Festive vegan Christmas menu: Pumpkin gnocchi and baked Brussels sprouts
The festive Christmas season is not only an opportunity for joy, but also for culinary highlights. This year, we have a super tasty vegan three-course meal for you that will really get you in the Christmas spirit. Quick, easy and irresistibly good!

For the main course, we have something very special: baked Brussels sprouts and our delicious pumpkin gnocchi with an irresistible sage and butter sauce. The velvety texture of the gnocchi, the crispy perfection of the Brussels sprouts and the aromatic seduction of the sage butter harmonise to create a flavourful feast for the senses.

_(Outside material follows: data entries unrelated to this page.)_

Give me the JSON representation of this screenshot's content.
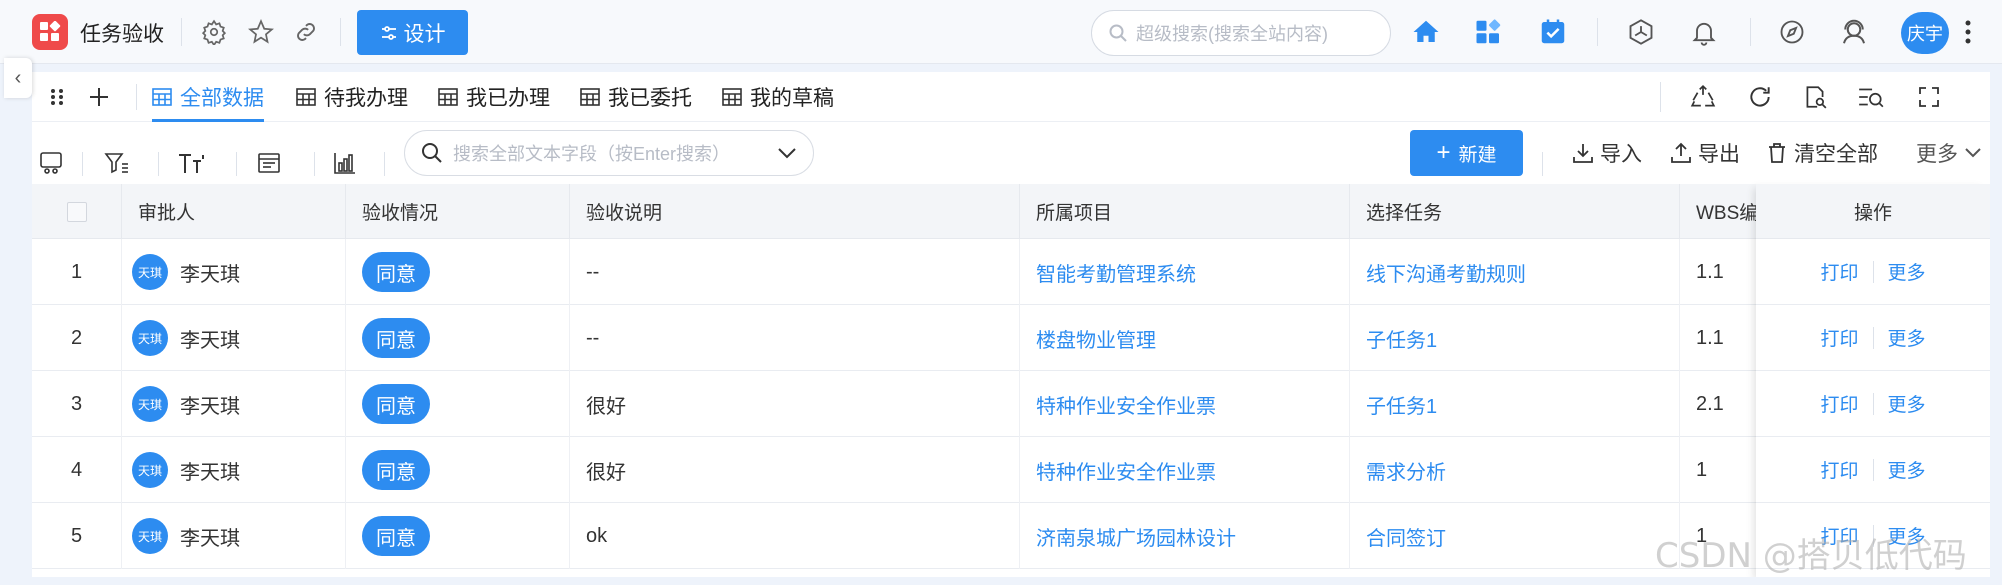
{
  "app": {
    "title": "任务验收",
    "design_label": "设计",
    "search_placeholder": "超级搜索(搜索全站内容)",
    "user_name": "庆宇"
  },
  "views": [
    "全部数据",
    "待我办理",
    "我已办理",
    "我已委托",
    "我的草稿"
  ],
  "active_view": 0,
  "toolbar": {
    "search_placeholder": "搜索全部文本字段（按Enter搜索）",
    "new_label": "新建",
    "import_label": "导入",
    "export_label": "导出",
    "clear_label": "清空全部",
    "more_label": "更多"
  },
  "table": {
    "columns": [
      "审批人",
      "验收情况",
      "验收说明",
      "所属项目",
      "选择任务",
      "WBS编",
      "操作"
    ],
    "rows": [
      {
        "no": "1",
        "approver": "李天琪",
        "avatar": "天琪",
        "status": "同意",
        "note": "--",
        "project": "智能考勤管理系统",
        "task": "线下沟通考勤规则",
        "wbs": "1.1"
      },
      {
        "no": "2",
        "approver": "李天琪",
        "avatar": "天琪",
        "status": "同意",
        "note": "--",
        "project": "楼盘物业管理",
        "task": "子任务1",
        "wbs": "1.1"
      },
      {
        "no": "3",
        "approver": "李天琪",
        "avatar": "天琪",
        "status": "同意",
        "note": "很好",
        "project": "特种作业安全作业票",
        "task": "子任务1",
        "wbs": "2.1"
      },
      {
        "no": "4",
        "approver": "李天琪",
        "avatar": "天琪",
        "status": "同意",
        "note": "很好",
        "project": "特种作业安全作业票",
        "task": "需求分析",
        "wbs": "1"
      },
      {
        "no": "5",
        "approver": "李天琪",
        "avatar": "天琪",
        "status": "同意",
        "note": "ok",
        "project": "济南泉城广场园林设计",
        "task": "合同签订",
        "wbs": "1"
      }
    ],
    "op_print": "打印",
    "op_more": "更多"
  },
  "watermark": "CSDN @搭贝低代码",
  "colors": {
    "accent": "#2d8cf0",
    "logo": "#ef4a4a"
  }
}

In this blog post, you will learn step by step how to prepare this heavenly dish. This vegan Christmas menu is not only a feast for the eyes for your festive table, but also a feast for the taste buds that will delight your guests.
P.S.: You can save even more time if you replace the chocolate mousse with one of our delicious raw cakes.
Starter: Roasted mushrooms on a bed of rocket salad
Ingredients:
- 250 g mixed mushrooms (button mushrooms, shiitake, oyster mushrooms, etc.)
- 2 tbsp olive oil
- 2 cloves of garlic, chopped
- Salt and pepper to taste
- Fresh rocket
- Balsamic glaze
Preparation:
- Cut the mushrooms into slices. Heat the olive oil in a pan and fry the chopped garlic in it.
- Add the mushrooms and fry over a medium heat until golden brown. Season with salt and pepper.
- Serve on a bed of fresh rocket and drizzle with a little balsamic glaze.
Main course: Baked Brussels sprouts with Every. Pumpkin-Gnocchi Bowl and vegan sage-butter sauce
Ingredients:
- Pumpkin Gnocchi Bowl
- 500 g Brussels sprouts, halved
- 2 tbsp olive oil
- 4-5 tbsp vegan butter
- Fresh sage leaves
- Salt and pepper to taste

Preparation:
- Spread the Brussels sprouts on a baking tray lined with baking paper and drizzle with olive oil. Season with salt and pepper.
- Bake in a preheated oven at 200 degrees Celsius for about 20-25 minutes until the Brussels sprouts are golden brown and crispy.
- About 10 minutes after putting the Brussels sprouts in the oven, prepare your pumpkin gnocchi bowl in the pan as described on the packaging.
- Melt the vegan butter in a pan over a medium heat.
- Add the sage leaves and fry gently until crispy.
- Season with salt and pepper.
Serve: Arrange the baked Brussels sprouts together with the pumpkin gnocchi on a plate and drizzle with the sage and butter sauce.
Dessert: Vegan chocolate mousse with berries
Ingredients:
- 300 g silken tofu
- 200 g vegan dark chocolate, melted
- 2-3 tbsp maple syrup or agave syrup
- Fresh berries (raspberries, blueberries, strawberries) for decoration
Preparation:
- Puree the silken tofu in a blender until it becomes creamy.
- Add the melted dark chocolate and maple syrup to the silken tofu and mix well until smooth.
- Pour the chocolate mousse into glasses and leave to set in the fridge for at least 2 hours.
- Garnish with fresh berries before serving.
This menu offers you a perfect combination of different flavours and textures for a festive vegan Christmas dinner.
The entire Every. team wishes you and your loved ones a happy, reflective and particularly enjoyable Christmas season.